Monday, July 20, 2009

Musings on the Daily Lectionary

In today's reading from Acts, the "rejection" of the gospel by some Jews spurs Paul to carry the good news to the Gentiles, "and as many as had been destined for eternal life became believers." This isn't one of the primary texts for formulating a doctrine of predestination, but it certainly is compatible with such a doctrine. People became believers, not because the figured things out, not because it made sense to them, but because they had been "destined for eternal life."

Personally, I am glad that the Bible doesn't develop this idea at great length, a reticence that might have served my own denomination's theologians well at times. Presbyterians didn't come up with predestination. Calvin borrowed it from Augustine and we share the doctrine with Roman Catholics, Lutherans, and others. But we emphasized it more and became known for it. We've backed away from it some in more recent years. It's still on the books, but we don't talk about it a lot. After all, it seems so... un-American.

We Americans are big on notions of merit, of people getting what they deserve, of people getting ahead on effort and not status. What business does God have destining anyone for good or bad?

Someone once noted that no one would be inclined to embrace a doctrine of predestination without believing she was one of the chosen ones. But be that as it may, I wonder why it is that so many of us are more comfortable leaving things in human hands rather than simply trusting God. Most all Protestants want to talk about God's unmerited grace, about being "saved" as a gift and not by our own merit. So why does the idea of predestination bother us so? (It's important to distinguish between predestination and determinism. Predestination - formally known as the Doctrine of Election - is not about every event in one's life being preset. It is concerned almost exclusively with salvation.)

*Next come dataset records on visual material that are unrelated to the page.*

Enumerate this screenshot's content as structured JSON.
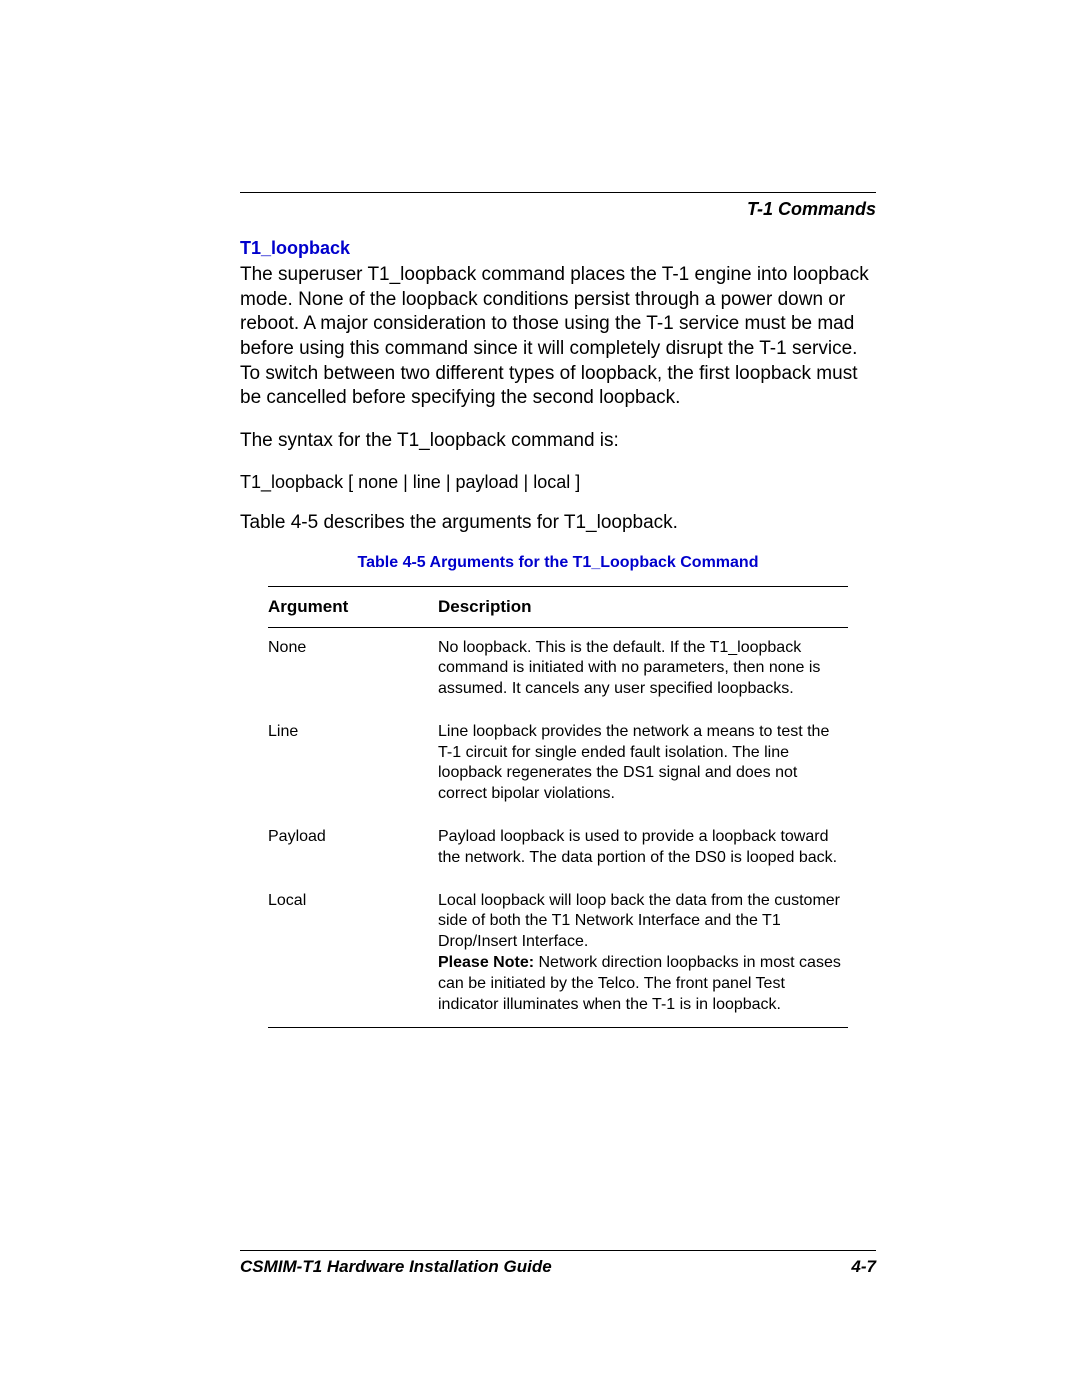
{
  "header": {
    "section_title": "T-1 Commands"
  },
  "section": {
    "heading": "T1_loopback",
    "para1": "The superuser T1_loopback command places the T-1 engine into loopback mode. None of the loopback conditions persist through a power down or reboot. A major consideration to those using the T-1 service must be mad before using this command since it will completely disrupt the T-1 service. To switch between two different types of loopback, the first loopback must be cancelled before specifying the second loopback.",
    "para2": "The syntax for the T1_loopback command is:",
    "syntax": "T1_loopback [ none | line | payload | local ]",
    "para3": "Table 4-5     describes the arguments for T1_loopback."
  },
  "table": {
    "caption": "Table 4-5   Arguments for the T1_Loopback Command",
    "col1": "Argument",
    "col2": "Description",
    "rows": [
      {
        "arg": "None",
        "desc": "No loopback. This is the default. If the T1_loopback command is initiated with no parameters, then none is assumed. It cancels any user specified loopbacks."
      },
      {
        "arg": "Line",
        "desc": "Line loopback provides the network a means to test the T-1 circuit for single ended fault isolation. The line loopback regenerates the DS1 signal and does not correct bipolar violations."
      },
      {
        "arg": "Payload",
        "desc": "Payload loopback is used to provide a loopback toward the network. The data portion of the DS0 is looped back."
      },
      {
        "arg": "Local",
        "desc_pre": "Local loopback will loop back the data from the customer side of both the T1 Network Interface and the T1 Drop/Insert Interface.",
        "note_label": "Please Note:",
        "desc_post": " Network direction loopbacks in most cases can be initiated by the Telco. The front panel Test indicator illuminates when the T-1 is in loopback."
      }
    ]
  },
  "footer": {
    "left": "CSMIM-T1 Hardware Installation Guide",
    "right": "4-7"
  }
}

Part of being human is not knowing everything. Faith seeks understanding, but faith also knows that God is incomprehensible to humans in many ways. "For my thoughts are not your thoughts, nor are your ways my ways, says Yahweh. For as the heavens are higher than the earth, so are my ways higher than your ways and my thoughts than your thoughts." (Isaiah 55:8-9) So while I will seek to understand God and live as God calls me to live, I'm pretty comfortable leaving ultimate questions of judgment, of who's in and who's out, up to God. After all, the God we meet in Jesus is not only just, but loving, caring, merciful, and forgiving.